Please write your senators, your congressional representatives, your secretaries of state, and your state attorneys general to urge them to keep voting safe and accessible and to stand up to everyone who is trying to undermine the postal service. Public pressure matters. Apply some daily.
It’s another thirty-day month, so it’s another #30Inks30Days challenge. Instead of getting overwhelmed with a story, this month I think I’ll offer up thirty (admittedly left-leaning) reasons to cast a vote here in November if you’re a U.S. citizen.
To everyone who is eligible to vote — whether you see the issues as I do or not — get registered, find out how your state plans to hold your elections, and make a plan to vote.

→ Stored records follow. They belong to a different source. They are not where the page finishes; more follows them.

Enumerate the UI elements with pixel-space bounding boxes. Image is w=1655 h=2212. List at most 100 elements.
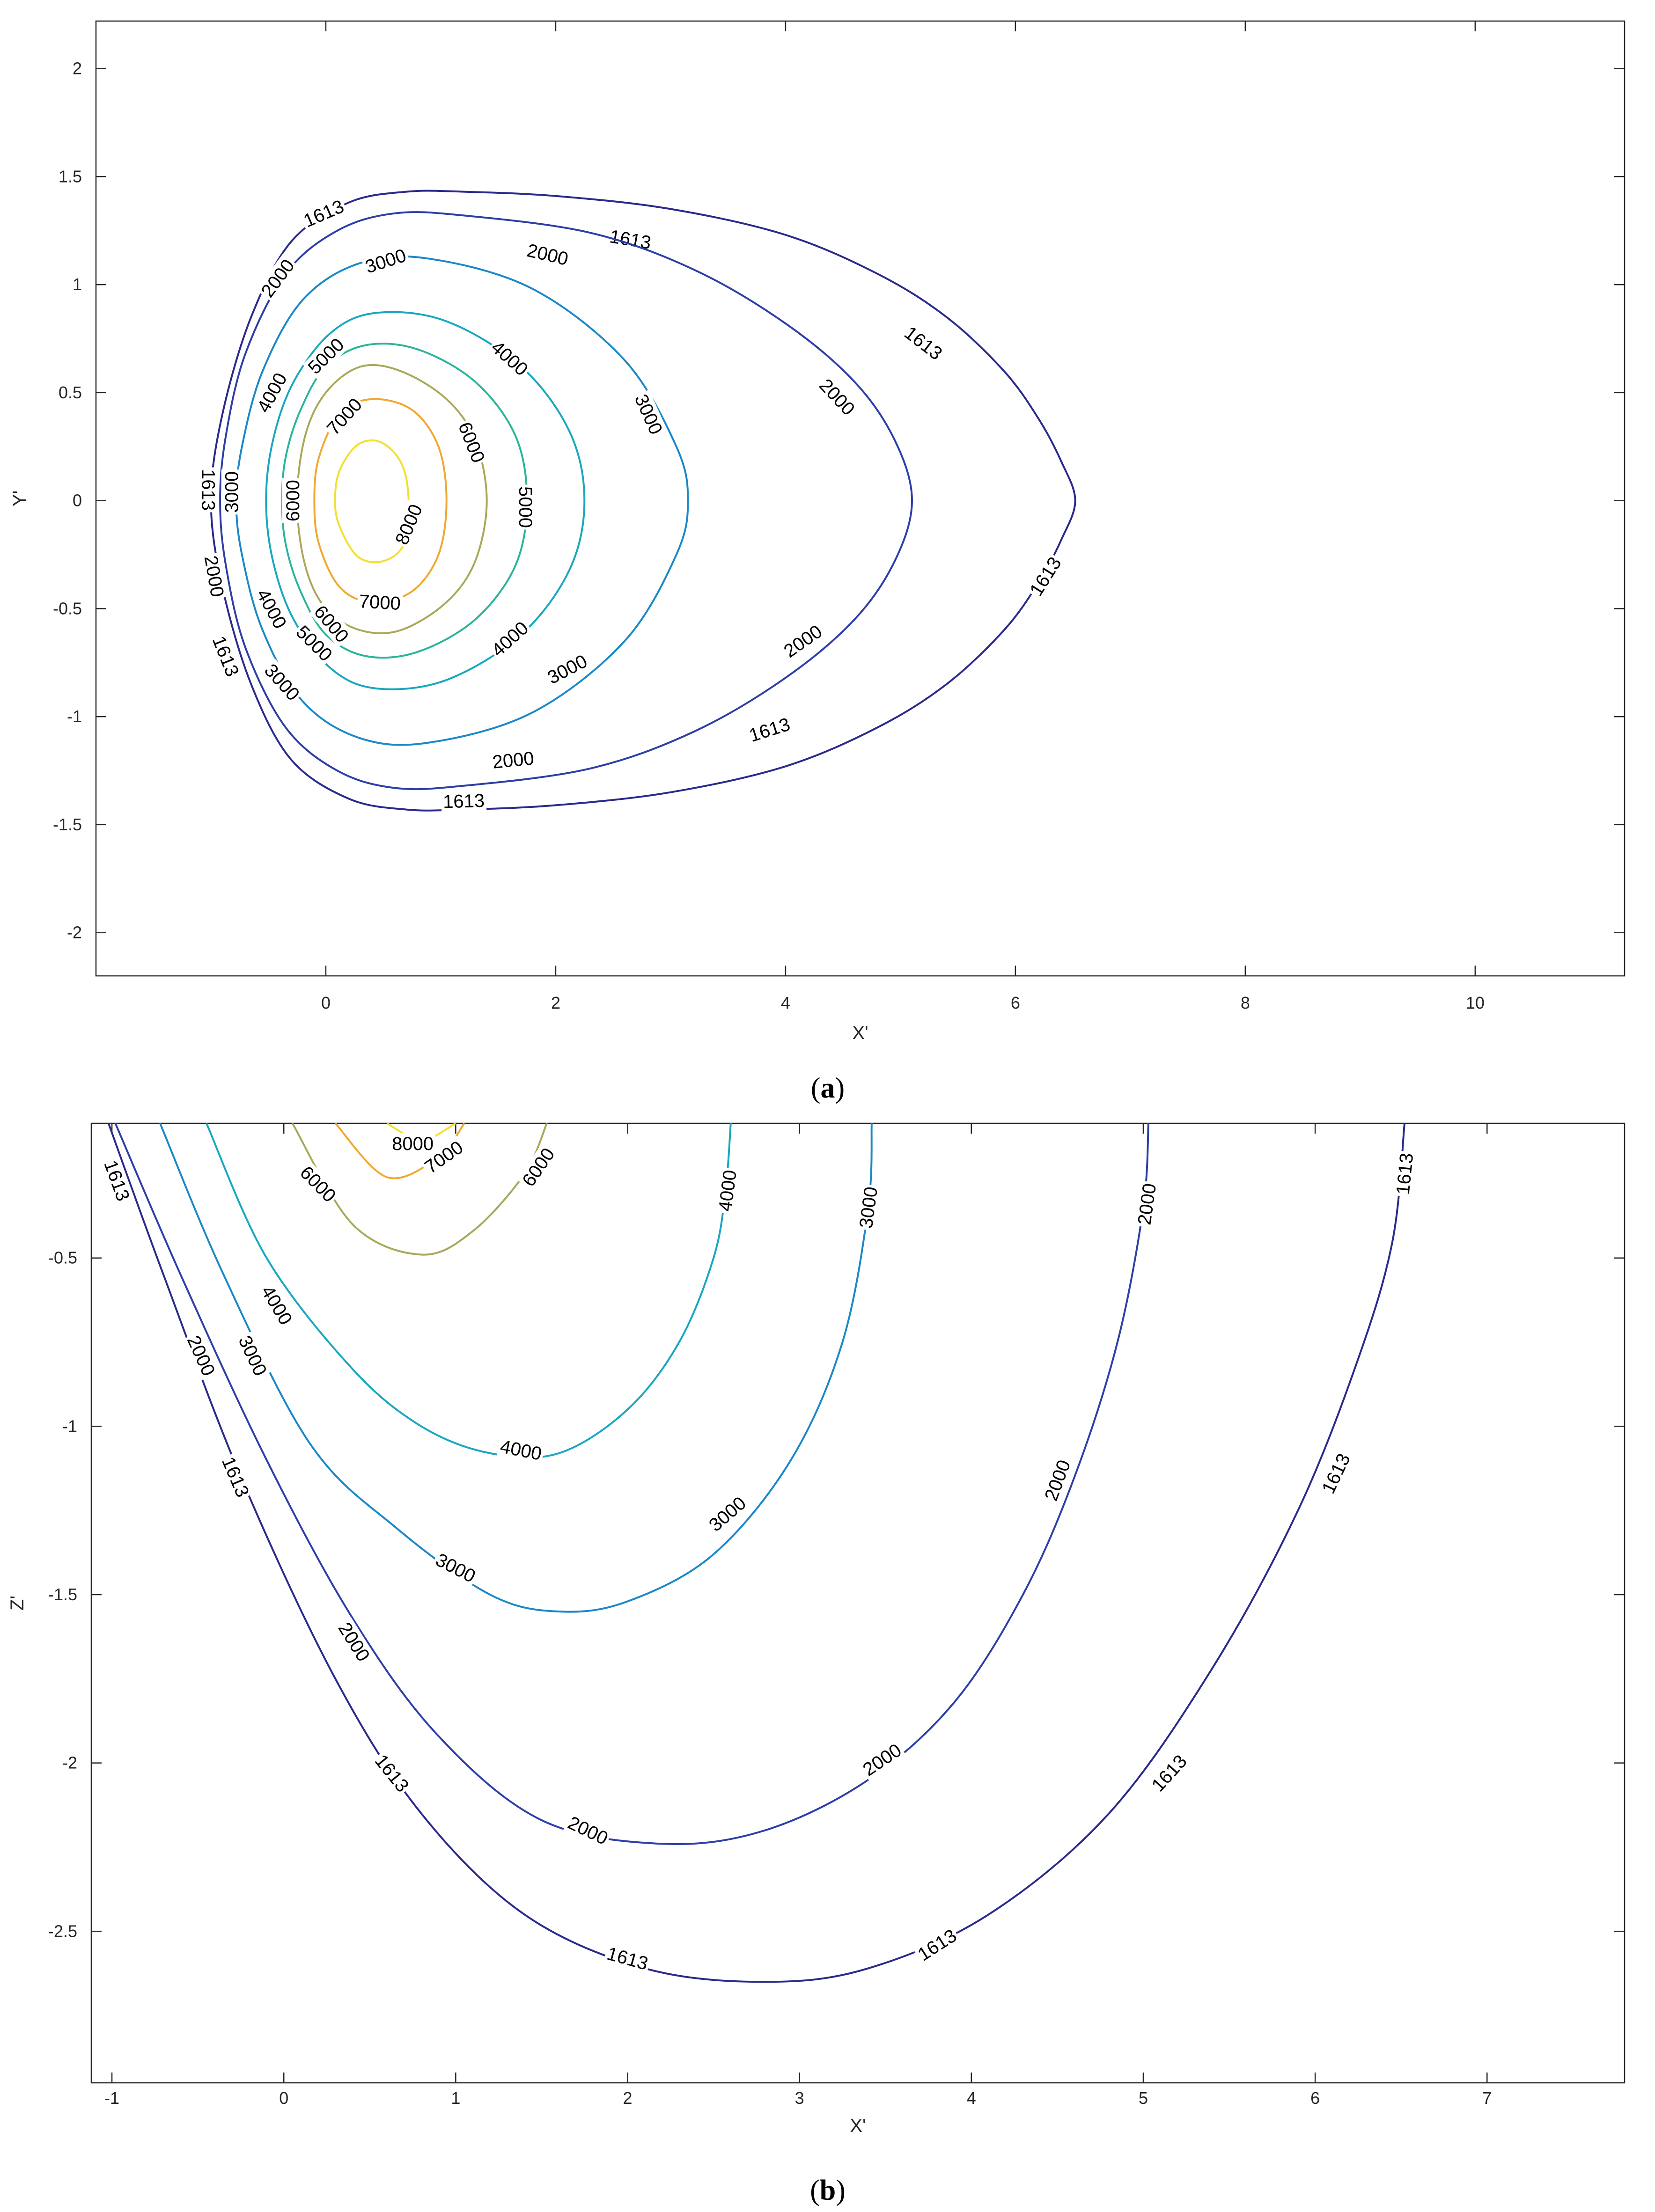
contour-line-1613 [107,1123,1405,1983]
svg-text:3000: 3000 [234,1333,271,1379]
contour-label-3000: 3000 [431,1548,481,1588]
svg-text:2000: 2000 [200,554,228,599]
contour-label-1613: 1613 [208,631,244,681]
contour-line-8000 [334,439,410,564]
contour-line-4000 [265,311,586,690]
contour-label-2000: 2000 [256,254,300,302]
svg-text:8000: 8000 [391,501,427,548]
x-tick-label: 8 [1241,993,1250,1012]
contour-label-1613: 1613 [370,1749,414,1797]
contour-line-1613 [210,190,1076,812]
contour-label-4000: 4000 [252,584,292,634]
y-tick-label: -1 [62,1416,77,1436]
svg-text:3000: 3000 [432,1549,478,1587]
contour-label-1613: 1613 [1024,551,1066,601]
svg-text:3000: 3000 [222,471,243,513]
x-tick-label: 2 [551,993,560,1012]
x-tick-label: 0 [321,993,331,1012]
contour-label-5000: 5000 [515,484,537,530]
contour-label-2000: 2000 [523,239,572,270]
x-tick-label: 2 [623,2088,633,2108]
x-tick-label: 10 [1466,993,1485,1012]
svg-text:6000: 6000 [283,480,303,521]
contour-label-2000: 2000 [183,1331,220,1381]
contour-label-3000: 3000 [703,1491,751,1537]
y-tick-label: 2 [73,59,82,78]
contour-line-2000 [219,211,913,791]
y-tick-label: -1.5 [48,1585,77,1604]
plot-frame [90,1122,1626,2084]
x-tick-label: 7 [1482,2088,1492,2108]
contour-label-4000: 4000 [497,1435,545,1465]
x-tick-label: 4 [781,993,790,1012]
contour-label-1613: 1613 [912,1924,962,1966]
svg-text:2000: 2000 [492,748,535,773]
contour-line-5000 [281,343,528,659]
contour-label-1613: 1613 [198,467,219,513]
svg-text:1613: 1613 [198,469,219,511]
svg-text:3000: 3000 [544,651,590,688]
x-axis-label: X' [850,2116,866,2136]
contour-label-4000: 4000 [714,1167,741,1215]
y-tick-label: 0.5 [59,383,82,402]
contour-label-3000: 3000 [542,649,592,689]
contour-label-8000: 8000 [390,1133,435,1154]
svg-text:1613: 1613 [1318,1450,1354,1497]
y-tick-label: -1.5 [53,815,82,834]
y-tick-label: -2 [67,923,82,942]
svg-text:2000: 2000 [1134,1182,1160,1226]
contour-label-8000: 8000 [390,499,427,549]
svg-text:3000: 3000 [856,1186,882,1230]
y-tick-label: -2.5 [48,1921,77,1941]
contour-label-1613: 1613 [603,1942,652,1974]
svg-text:1613: 1613 [443,791,485,813]
y-tick-label: -0.5 [48,1248,77,1267]
svg-text:2000: 2000 [1041,1457,1074,1503]
contour-line-4000 [206,1123,732,1459]
svg-text:7000: 7000 [359,591,401,614]
svg-text:1613: 1613 [218,1454,253,1500]
x-tick-label: -1 [104,2088,119,2108]
contour-label-6000: 6000 [454,417,490,467]
contour-plot-b: -1 0 1 2 3 4 5 6 7 -2.5 -2 -1.5 -1 -0.5 X' Z' 1613 1613 16… [7,1122,1626,2136]
x-tick-label: 6 [1310,2088,1320,2108]
svg-text:2000: 2000 [525,240,570,270]
svg-text:8000: 8000 [392,1134,434,1154]
y-tick-label: -2 [62,1753,77,1773]
contour-plot-a: 0 2 4 6 8 10 -2 -1.5 -1 -0.5 0 0.5 1 1.5 2 X' Y' 1613 1613… [9,20,1626,1043]
svg-text:1613: 1613 [1393,1152,1418,1196]
contour-label-3000: 3000 [221,469,243,515]
y-tick-label: -0.5 [53,599,82,618]
contour-line-3000 [159,1123,873,1613]
contour-label-1613: 1613 [745,713,794,747]
contour-label-3000: 3000 [234,1331,272,1381]
contour-label-7000: 7000 [357,590,403,614]
contour-lines: 1613161316131613161316131613161320002000… [198,190,1076,813]
x-tick-label: 1 [451,2088,460,2108]
contour-label-2000: 2000 [1133,1180,1160,1228]
x-axis-label: X' [852,1023,868,1043]
contour-line-7000 [313,398,448,603]
svg-text:1613: 1613 [604,1943,650,1974]
svg-text:6000: 6000 [454,419,489,466]
y-tick-label: 1.5 [59,167,82,186]
svg-text:1613: 1613 [301,196,347,232]
x-tick-label: 0 [279,2088,288,2108]
contour-label-2000: 2000 [857,1738,906,1781]
svg-text:4000: 4000 [252,586,290,632]
contour-label-2000: 2000 [563,1811,613,1850]
x-tick-label: 5 [1139,2088,1148,2108]
contour-label-2000: 2000 [1039,1455,1075,1505]
y-tick-label: -1 [67,707,82,726]
svg-text:3000: 3000 [363,245,409,278]
svg-text:2000: 2000 [183,1333,219,1379]
panel-label-b: (b) [810,2175,846,2206]
contour-label-2000: 2000 [778,620,827,663]
svg-text:4000: 4000 [715,1169,741,1213]
y-tick-label: 0 [73,491,82,510]
plot-frame [95,20,1626,977]
contour-label-3000: 3000 [361,244,411,278]
contour-label-4000: 4000 [486,335,534,381]
svg-text:4000: 4000 [499,1436,544,1465]
panel-label-a: (a) [811,1072,845,1104]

We’ve all seen them, those click-bait ads that promise if we do just ONE simple or weird thing, we can transform ourselves for the better. Well, here’s one thing we can do to help change our world:
If you live in a state like North Dakota or Georgia or Kansas, voting might not be simple. It might be weird or even difficult. But please vote. Remember if anyone tells you that can’t vote, you are still entitled to a provisional ballot. Demand one and a receipt for it and vote. Democracy only works when we, the people, are willing to rule and to remind our representatives that we will take the lead.